B.) Die Genehmigung wird folgenden Siedlern verweigert:

(...) (Es folgen 11 Namen und Anschriften)

Hinsichtlich dieser Bauwerke wird gemäß § 59 der TLBO angeordnet, daß dieselben von den Siedlern auf eigene Kosten zu entfernen, das Material wegzuschaffen und der Grund wieder in den früheren Zustand zurückzuversetzen ist. Die Abtragung ist sofort vorzunehmen, sobald von der Stadtgemeinde S den Siedlern Ersatzunterkünfte zur Verfügung gestellt werden können.

Ein Ausspruch über die Kosten entfällt, da die Verhandlung von amtswegen durchgeführt wurde.

Begründung:

Im W-Graben hat sich seit Kriegsende sowohl auf der H, als auch auf der M-Seite - über letztere wird gesondert verhandelt werden - unter stillschweigender Duldung der Stadtgemeinde eine ungeregelte Bautätigkeit entwickelt, gegen die auch von der Gemeinde trotz bestehender Weisungen nicht eingeschritten wurde.

Die Ursache dafür ist vor allem in der katastrophalen Wohnungsnot gelegen, die bekanntlich auch anderwärts zu ähnlichen Selbsthilfsaktionen geführt hat. Trotzdem war es aber jedenfalls kein richtiger Ausweg, die Siedler gerade auf den im Eigentum des öffentlichen Wassergutes stehenden W-Graben abzulenken. Die dort bestehenden Verhältnisse, wie sie im Befund dargestellt sind, erlauben jedenfalls nur an einigen Stellen die Anlage von Gebäuden, während sie im größten Teil des Bachbettes wegen der bestehenden Hochwassergefahr nicht geduldet werden können. Deshalb konnte auch nur für den kleineren Teil der Siedler die nachträgliche wasserrechtliche Genehmigung zur Anlage ihrer Gebäulichkeiten auf dem Grund des öffentl. Wassergutes erteilt und für die baupolizeiliche Bewilligung das Genehmigungsverfahren eingeleitet werden. Hinsichtlich der übrigen war aber aus den angeführten Gründe nichts anderes möglich, als die beantragte Genehmigung abzulehnen und die Entfernung der unbefugt errichteten Gebäude zu verfügen. Der Zeitpunkt hiefür wurde, um die Bewohner vor plötzlicher Obdachlosigkeit zu schützen, so festgesetzt, daß zunächst ihre anderweitige Unterbringung erfolgen muß. Der Stadtgemeinde S wird es nun obliegen den betreffenden Siedlern, welche zufolge der Demolierungsverfügung ihrer errichteten Wohnungen als von Obdachlosigkeit bedrohte Personen gemäß § 15 (1)

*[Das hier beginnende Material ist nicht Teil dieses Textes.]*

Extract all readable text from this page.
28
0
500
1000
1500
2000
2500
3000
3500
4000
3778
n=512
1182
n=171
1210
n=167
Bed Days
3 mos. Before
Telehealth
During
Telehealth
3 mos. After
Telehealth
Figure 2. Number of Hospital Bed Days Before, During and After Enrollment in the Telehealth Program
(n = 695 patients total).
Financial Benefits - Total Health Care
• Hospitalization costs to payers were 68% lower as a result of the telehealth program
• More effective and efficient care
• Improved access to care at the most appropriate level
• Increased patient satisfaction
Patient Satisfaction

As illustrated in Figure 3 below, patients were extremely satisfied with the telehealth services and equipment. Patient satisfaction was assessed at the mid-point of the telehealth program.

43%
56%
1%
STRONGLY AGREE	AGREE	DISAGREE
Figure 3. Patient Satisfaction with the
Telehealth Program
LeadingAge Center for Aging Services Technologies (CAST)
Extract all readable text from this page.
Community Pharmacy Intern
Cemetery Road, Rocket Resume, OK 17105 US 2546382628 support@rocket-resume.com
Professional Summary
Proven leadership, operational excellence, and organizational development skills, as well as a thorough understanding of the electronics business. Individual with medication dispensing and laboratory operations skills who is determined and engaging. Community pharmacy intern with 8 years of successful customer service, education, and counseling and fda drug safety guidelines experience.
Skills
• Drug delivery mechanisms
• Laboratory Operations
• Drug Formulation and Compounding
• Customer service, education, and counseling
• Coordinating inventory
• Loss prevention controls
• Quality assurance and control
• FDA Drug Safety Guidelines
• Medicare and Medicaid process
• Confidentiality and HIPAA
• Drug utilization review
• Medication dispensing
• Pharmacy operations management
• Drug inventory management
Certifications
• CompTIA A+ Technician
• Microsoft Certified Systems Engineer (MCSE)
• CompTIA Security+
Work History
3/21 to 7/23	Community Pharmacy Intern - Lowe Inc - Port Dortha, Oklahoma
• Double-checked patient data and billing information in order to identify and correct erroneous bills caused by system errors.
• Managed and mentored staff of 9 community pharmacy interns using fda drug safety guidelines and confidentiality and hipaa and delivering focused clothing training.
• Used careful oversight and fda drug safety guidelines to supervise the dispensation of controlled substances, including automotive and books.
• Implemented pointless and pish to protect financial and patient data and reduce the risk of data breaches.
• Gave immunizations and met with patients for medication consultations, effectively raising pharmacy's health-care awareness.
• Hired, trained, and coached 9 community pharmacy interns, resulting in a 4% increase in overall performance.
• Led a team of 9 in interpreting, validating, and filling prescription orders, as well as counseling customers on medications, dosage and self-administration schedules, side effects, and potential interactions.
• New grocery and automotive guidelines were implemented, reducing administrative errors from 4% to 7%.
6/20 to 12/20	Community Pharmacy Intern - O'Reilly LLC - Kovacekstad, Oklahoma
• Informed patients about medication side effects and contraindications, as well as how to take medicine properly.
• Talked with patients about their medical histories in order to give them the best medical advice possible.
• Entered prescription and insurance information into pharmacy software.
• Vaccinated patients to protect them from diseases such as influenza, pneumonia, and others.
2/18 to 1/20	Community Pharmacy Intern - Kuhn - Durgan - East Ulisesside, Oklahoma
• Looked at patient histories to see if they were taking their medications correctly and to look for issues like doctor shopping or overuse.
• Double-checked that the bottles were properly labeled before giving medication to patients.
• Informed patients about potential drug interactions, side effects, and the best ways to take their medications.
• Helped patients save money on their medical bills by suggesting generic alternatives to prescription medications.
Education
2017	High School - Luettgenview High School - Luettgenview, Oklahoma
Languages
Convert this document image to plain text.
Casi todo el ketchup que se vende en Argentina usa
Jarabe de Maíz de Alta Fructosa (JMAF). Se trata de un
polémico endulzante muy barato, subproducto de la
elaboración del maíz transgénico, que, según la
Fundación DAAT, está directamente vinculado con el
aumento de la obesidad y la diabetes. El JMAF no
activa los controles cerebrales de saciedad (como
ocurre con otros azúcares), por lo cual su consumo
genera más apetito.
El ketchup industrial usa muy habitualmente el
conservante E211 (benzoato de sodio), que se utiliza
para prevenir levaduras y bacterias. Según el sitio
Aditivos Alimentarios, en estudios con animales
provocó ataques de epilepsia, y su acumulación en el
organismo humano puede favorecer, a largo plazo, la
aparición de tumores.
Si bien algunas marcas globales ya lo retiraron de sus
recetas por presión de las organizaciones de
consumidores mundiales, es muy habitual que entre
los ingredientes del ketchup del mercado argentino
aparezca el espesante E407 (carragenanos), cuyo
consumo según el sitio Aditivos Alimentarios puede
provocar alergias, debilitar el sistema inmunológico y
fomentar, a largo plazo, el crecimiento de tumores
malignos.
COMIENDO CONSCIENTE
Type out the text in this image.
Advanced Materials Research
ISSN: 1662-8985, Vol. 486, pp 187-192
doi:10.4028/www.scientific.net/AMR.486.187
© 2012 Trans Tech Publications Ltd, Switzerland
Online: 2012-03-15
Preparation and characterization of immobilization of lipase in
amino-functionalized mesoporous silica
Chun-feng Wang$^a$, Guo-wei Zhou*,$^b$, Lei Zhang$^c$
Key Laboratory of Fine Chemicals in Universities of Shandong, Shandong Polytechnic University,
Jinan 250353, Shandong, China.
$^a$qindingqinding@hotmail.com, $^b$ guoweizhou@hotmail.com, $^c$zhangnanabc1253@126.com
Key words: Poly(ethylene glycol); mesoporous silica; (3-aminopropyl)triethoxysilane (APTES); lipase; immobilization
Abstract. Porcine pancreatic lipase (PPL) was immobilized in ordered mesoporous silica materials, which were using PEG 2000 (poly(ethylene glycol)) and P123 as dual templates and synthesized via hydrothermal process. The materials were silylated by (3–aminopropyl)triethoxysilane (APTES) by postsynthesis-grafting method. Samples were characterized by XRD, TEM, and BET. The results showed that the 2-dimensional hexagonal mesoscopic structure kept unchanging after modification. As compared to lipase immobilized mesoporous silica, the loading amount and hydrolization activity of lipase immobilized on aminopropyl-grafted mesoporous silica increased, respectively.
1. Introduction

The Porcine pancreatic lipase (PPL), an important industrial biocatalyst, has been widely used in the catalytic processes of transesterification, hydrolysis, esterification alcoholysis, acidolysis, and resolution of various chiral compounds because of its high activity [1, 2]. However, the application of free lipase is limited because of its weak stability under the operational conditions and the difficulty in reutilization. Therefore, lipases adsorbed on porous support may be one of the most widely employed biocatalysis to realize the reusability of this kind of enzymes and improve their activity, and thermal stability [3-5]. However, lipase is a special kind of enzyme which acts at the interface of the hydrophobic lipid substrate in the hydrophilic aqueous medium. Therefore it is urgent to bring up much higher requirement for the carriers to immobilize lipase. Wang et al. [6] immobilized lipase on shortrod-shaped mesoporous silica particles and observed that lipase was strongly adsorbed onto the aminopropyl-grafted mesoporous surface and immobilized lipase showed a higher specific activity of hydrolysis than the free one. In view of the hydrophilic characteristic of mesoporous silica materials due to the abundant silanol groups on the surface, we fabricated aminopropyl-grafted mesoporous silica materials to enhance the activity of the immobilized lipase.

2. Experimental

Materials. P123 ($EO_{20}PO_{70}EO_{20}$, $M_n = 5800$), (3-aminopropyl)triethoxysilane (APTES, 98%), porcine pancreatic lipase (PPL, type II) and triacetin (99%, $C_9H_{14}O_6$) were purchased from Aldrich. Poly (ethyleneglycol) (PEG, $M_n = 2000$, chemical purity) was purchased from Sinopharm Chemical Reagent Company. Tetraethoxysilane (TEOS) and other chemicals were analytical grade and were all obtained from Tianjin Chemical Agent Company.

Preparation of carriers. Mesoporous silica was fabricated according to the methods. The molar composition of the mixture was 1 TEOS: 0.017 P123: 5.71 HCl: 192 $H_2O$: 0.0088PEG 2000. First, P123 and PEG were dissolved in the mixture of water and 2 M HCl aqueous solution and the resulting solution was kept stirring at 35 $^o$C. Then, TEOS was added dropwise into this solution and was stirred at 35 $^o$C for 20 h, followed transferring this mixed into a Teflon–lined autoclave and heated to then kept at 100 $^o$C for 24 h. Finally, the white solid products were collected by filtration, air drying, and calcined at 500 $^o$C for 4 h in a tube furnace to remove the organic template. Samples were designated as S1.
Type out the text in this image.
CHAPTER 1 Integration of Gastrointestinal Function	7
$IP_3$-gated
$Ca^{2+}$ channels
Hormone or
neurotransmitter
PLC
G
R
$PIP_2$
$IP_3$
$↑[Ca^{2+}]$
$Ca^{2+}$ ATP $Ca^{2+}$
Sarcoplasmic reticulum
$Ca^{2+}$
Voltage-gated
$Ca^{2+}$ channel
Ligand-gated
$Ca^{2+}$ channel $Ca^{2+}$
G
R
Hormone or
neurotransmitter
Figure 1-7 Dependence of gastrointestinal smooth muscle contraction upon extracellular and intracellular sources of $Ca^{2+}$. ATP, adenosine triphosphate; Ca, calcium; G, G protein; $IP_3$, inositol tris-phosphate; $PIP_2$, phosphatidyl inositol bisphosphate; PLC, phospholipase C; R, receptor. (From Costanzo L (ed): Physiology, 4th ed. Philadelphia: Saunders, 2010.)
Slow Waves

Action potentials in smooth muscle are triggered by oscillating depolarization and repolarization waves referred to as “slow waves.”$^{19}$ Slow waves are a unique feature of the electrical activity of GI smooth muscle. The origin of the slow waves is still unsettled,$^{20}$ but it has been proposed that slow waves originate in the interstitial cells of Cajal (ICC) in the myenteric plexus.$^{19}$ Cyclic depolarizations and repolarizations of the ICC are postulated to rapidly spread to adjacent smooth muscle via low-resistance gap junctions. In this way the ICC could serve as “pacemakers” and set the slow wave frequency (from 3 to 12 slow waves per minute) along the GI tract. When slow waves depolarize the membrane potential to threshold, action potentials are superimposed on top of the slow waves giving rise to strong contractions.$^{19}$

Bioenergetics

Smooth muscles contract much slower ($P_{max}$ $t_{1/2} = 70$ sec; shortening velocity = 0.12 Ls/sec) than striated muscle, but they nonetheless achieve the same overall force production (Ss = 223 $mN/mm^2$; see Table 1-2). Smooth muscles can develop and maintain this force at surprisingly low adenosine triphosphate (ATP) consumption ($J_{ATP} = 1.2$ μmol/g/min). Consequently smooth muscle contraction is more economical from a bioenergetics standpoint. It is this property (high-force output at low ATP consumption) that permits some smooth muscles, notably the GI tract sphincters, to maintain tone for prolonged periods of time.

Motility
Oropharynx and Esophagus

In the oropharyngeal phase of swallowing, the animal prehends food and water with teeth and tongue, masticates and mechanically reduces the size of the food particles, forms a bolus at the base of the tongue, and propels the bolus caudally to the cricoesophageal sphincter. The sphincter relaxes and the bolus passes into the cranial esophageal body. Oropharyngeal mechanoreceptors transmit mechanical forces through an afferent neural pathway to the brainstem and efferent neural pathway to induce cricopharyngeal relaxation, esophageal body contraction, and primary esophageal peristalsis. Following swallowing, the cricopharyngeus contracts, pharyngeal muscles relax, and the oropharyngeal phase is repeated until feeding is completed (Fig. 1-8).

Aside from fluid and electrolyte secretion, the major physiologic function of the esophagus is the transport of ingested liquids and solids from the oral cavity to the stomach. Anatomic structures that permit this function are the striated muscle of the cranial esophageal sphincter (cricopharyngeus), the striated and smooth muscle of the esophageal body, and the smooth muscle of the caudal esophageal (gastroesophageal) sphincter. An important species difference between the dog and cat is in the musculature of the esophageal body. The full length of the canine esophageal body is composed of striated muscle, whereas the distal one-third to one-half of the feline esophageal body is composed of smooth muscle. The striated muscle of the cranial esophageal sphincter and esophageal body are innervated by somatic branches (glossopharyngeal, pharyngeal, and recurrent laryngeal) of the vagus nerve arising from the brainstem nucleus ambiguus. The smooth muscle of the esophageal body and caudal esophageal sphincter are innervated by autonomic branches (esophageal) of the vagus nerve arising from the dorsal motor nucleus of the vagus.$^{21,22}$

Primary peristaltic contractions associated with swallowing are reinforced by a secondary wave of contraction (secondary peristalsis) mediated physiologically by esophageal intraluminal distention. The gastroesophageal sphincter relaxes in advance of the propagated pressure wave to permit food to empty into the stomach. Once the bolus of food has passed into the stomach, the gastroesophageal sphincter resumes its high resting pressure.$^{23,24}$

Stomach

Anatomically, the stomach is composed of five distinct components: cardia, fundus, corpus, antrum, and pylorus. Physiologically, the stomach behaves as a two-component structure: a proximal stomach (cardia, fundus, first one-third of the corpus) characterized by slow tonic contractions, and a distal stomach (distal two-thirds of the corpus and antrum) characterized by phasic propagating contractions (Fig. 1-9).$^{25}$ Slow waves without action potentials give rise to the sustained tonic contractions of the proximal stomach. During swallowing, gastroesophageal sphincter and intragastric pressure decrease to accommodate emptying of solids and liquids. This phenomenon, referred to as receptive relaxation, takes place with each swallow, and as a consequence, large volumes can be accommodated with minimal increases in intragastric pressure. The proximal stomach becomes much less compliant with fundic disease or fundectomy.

              d.              WAG. in die erste Dringlichkeitsstufe der Wohnungssuchenden aufzunehmen sind, sobald als möglich andere Unterkünfte zuzuweisen.

Die Anordnung über den Abschluß von Pachtverträgen entspricht den für die Benützung von Grundstücken des öffentlichen Wassergutes geltenden Bestimmungen.

Die von einzelnen Siedlern gegen die verfügte Abtragung ihrer Gebäude vorgebrachte Einwendung, daß sie dafür einen Anerkennungszins an die Stadtgemeinde S bezahlen, ist dadurch zu widerlegen, daß die Gemeinde nicht Verwalterin des öffentl. Wassergutes ist, und daher darüber nicht verfügen konnte. Das Erklären A... N...'s, daß die Grenze zwischen dem in seinem Eigentum stehenden Grundstück und dem von ihm als Wiese genutzten Teil der GP. 1106 zu seinen Ungunsten entgegen dem richtigen Bestand festgelegt worden sei, wird durch die vom Vermessungsamt durchgeführte genaue Aufnahme des Grenzverlaufes widerlegt.

Die verlangte Regelung hinsichtlich des von ihm angelegten über den Pachtgrund führenden Zufahrtsweges zur Siedlung wird im Rahmen des abzuschließenden Pachtvertrages zu treffen sein."

(Es folgt die Rechtsmittelbelehrung, die Fertigung, der Verteiler und die Beglaubigungsklausel.)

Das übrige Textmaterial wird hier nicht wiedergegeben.